You placed complex AI/EPS (Transparency, Multiply, etc.)
To identify the problem, try converting them (the suspicious ones) to JPG (not ideal, I know) and save PDF again.

Hope it helps

Community Expert
June 9, 2024

If a document is not behaving well then try 

File>Export 

Choose IDML

Open the IDML in InDesign
Save the file as a new InDesign file with a new name
See if the issue persists.

 

 

hanneke61Author
Known Participant
June 9, 2024

Thanks for the suggestion. I tried this but it didn't help. The PDF was the same size again. Then I created a new document and dragged all the pages into it. This also gave an equally large file.
I make a similar booklet every year, I exported last year's booklet and that worked well, it was 5 MB.
Is there anything else I can try?

hanneke61Author
Known Participant
June 9, 2024

Stating an images DPI or PPI is not a useful figure, despite it being commonly tossed around. You can have a one-inch by one-inch image that's 300 pixels by 300 pixels that is an "1800ppi image" — that figure is just an arbitrary number assigned by Photoshop or the like to indicate what print or display size the image is meant to be.

 

The important figures are the actual pixel dimensions of the image — such as 900 x 600, or 3000 x 6000, or such, and that will be more or less proportional to the actual source file size (1 meg, 10 megs, etc.)

 

I suspect you are using enormous and probably oversized image files and not taking the right steps for them to be downsampled to a reasonable export size and PPI. But an answer has to start with —

  • Some representative image sizes, in pixel height and width;
  • Some representative image sizes, in source file size of kb or Mb;
  • A total of how many images you are using in this document.

 

As for AI images, there are many reasons they can be large (too large), such as embedding high-resolution raster (photo) images in them.

 

I think all of the images you're using need to be reviewed at a technical/format/size level to get you to a usefully small PDF.
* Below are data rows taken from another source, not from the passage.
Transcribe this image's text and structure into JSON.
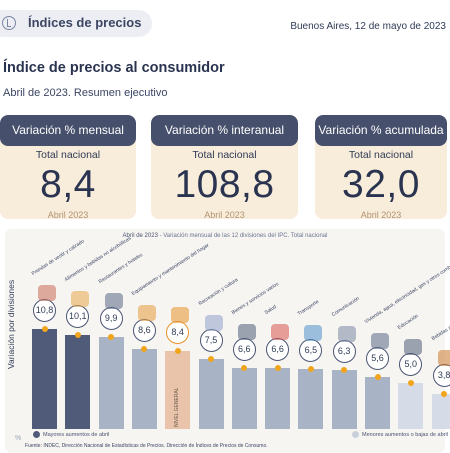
{
  "header": {
    "pill_title": "Índices de precios",
    "place_date": "Buenos Aires, 12 de mayo de 2023"
  },
  "document": {
    "title": "Índice de precios al consumidor",
    "subtitle": "Abril de 2023. Resumen ejecutivo"
  },
  "cards": [
    {
      "title": "Variación % mensual",
      "subtitle": "Total nacional",
      "value": "8,4",
      "period": "Abril 2023"
    },
    {
      "title": "Variación % interanual",
      "subtitle": "Total nacional",
      "value": "108,8",
      "period": "Abril 2023"
    },
    {
      "title": "Variación % acumulada",
      "subtitle": "Total nacional",
      "value": "32,0",
      "period": "Abril 2023"
    }
  ],
  "chart_data": {
    "type": "bar",
    "title_prefix": "Abril de 2023",
    "title_rest": " - Variación mensual de las 12 divisiones del IPC. Total nacional",
    "ylabel": "Variación por divisiones",
    "y_ticks": [
      "%"
    ],
    "categories": [
      "Prendas de vestir y calzado",
      "Alimentos y bebidas no alcohólicas",
      "Restaurantes y hoteles",
      "Equipamiento y mantenimiento del hogar",
      "Nivel general",
      "Recreación y cultura",
      "Bienes y servicios varios",
      "Salud",
      "Transporte",
      "Comunicación",
      "Vivienda, agua, electricidad, gas y otros combustibles",
      "Educación",
      "Bebidas alcohólicas y tabaco"
    ],
    "values": [
      10.8,
      10.1,
      9.9,
      8.6,
      8.4,
      7.5,
      6.6,
      6.6,
      6.5,
      6.3,
      5.6,
      5.0,
      3.8
    ],
    "value_labels": [
      "10,8",
      "10,1",
      "9,9",
      "8,6",
      "8,4",
      "7,5",
      "6,6",
      "6,6",
      "6,5",
      "6,3",
      "5,6",
      "5,0",
      "3,8"
    ],
    "nivel_general_label": "NIVEL GENERAL",
    "legend": [
      "Mayores aumentos de abril",
      "Menores aumentos o bajas de abril"
    ],
    "source": "Fuente: INDEC, Dirección Nacional de Estadísticas de Precios. Dirección de Índices de Precios de Consumo.",
    "colors": {
      "high": "#4f5b78",
      "mid": "#a9b3c6",
      "low": "#d6dce7",
      "general": "#e9c4aa",
      "dot": "#f0a51c"
    }
  }
}
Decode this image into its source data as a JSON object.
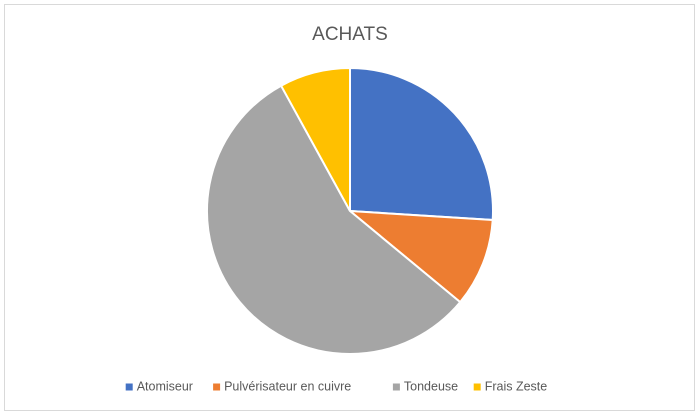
{
  "chart_data": {
    "type": "pie",
    "title": "ACHATS",
    "categories": [
      "Atomiseur",
      "Pulvérisateur en cuivre",
      "Tondeuse",
      "Frais Zeste"
    ],
    "values": [
      26,
      10,
      56,
      8
    ],
    "colors": [
      "#4472c4",
      "#ed7d31",
      "#a5a5a5",
      "#ffc000"
    ],
    "legend": "bottom"
  }
}
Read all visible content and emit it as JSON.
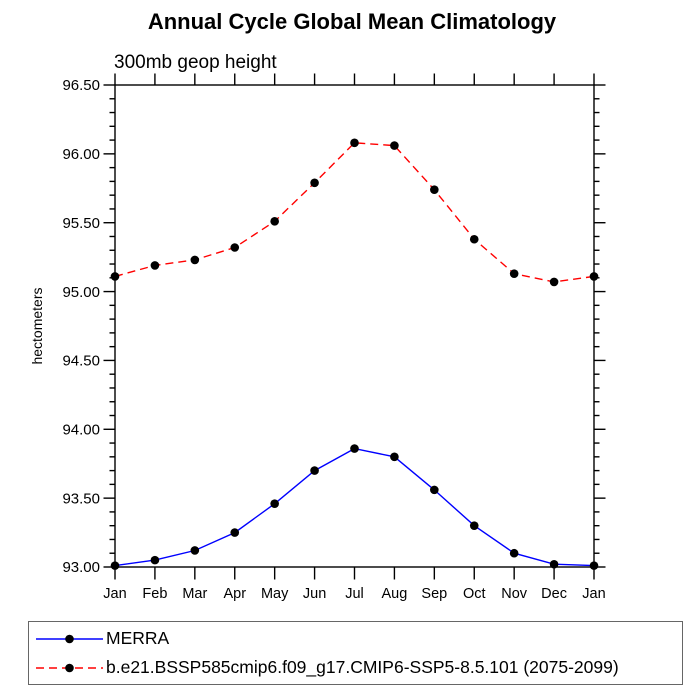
{
  "title": "Annual Cycle Global Mean Climatology",
  "subtitle": "300mb geop height",
  "y_axis_label": "hectometers",
  "chart_data": {
    "type": "line",
    "title": "Annual Cycle Global Mean Climatology",
    "subtitle": "300mb geop height",
    "xlabel": "",
    "ylabel": "hectometers",
    "x_categories": [
      "Jan",
      "Feb",
      "Mar",
      "Apr",
      "May",
      "Jun",
      "Jul",
      "Aug",
      "Sep",
      "Oct",
      "Nov",
      "Dec",
      "Jan"
    ],
    "ylim": [
      93.0,
      96.5
    ],
    "y_major_step": 0.5,
    "y_minor_step": 0.1,
    "y_tick_labels": [
      "93.00",
      "93.50",
      "94.00",
      "94.50",
      "95.00",
      "95.50",
      "96.00",
      "96.50"
    ],
    "grid": false,
    "legend_position": "bottom",
    "axis_color": "#000000",
    "marker_color": "#000000",
    "series": [
      {
        "name": "MERRA",
        "color": "#0000ff",
        "line_style": "solid",
        "marker": "circle",
        "values": [
          93.01,
          93.05,
          93.12,
          93.25,
          93.46,
          93.7,
          93.86,
          93.8,
          93.56,
          93.3,
          93.1,
          93.02,
          93.01
        ]
      },
      {
        "name": "b.e21.BSSP585cmip6.f09_g17.CMIP6-SSP5-8.5.101 (2075-2099)",
        "color": "#ff0000",
        "line_style": "dashed",
        "marker": "circle",
        "values": [
          95.11,
          95.19,
          95.23,
          95.32,
          95.51,
          95.79,
          96.08,
          96.06,
          95.74,
          95.38,
          95.13,
          95.07,
          95.11
        ]
      }
    ]
  }
}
thank you for your answer. I will check all images for size in relation to final formats. but what I don't understand is that last year's folder with images is the same size as this year's, but that the differences in PDF format are so great. like the image in my previous post. And I also don't understand why a simple AI image is already so large in my previous message. there is no raster image in it. not even in hidden layers or anything.

James Gifford—NitroPress
Legend
June 8, 2024

How many pages is your document, and how many images does it contain?

rob day
Community Expert
Community Expert
June 8, 2024

Hi @hanneke61 , Can you show a screen cpture of your Export dialog’s Compression tab?

hanneke61Author
Known Participant
June 8, 2024

 

 

 

Willi Adelberger
Community Expert
Community Expert
June 8, 2024

Don't include page thumbnails into the PDF.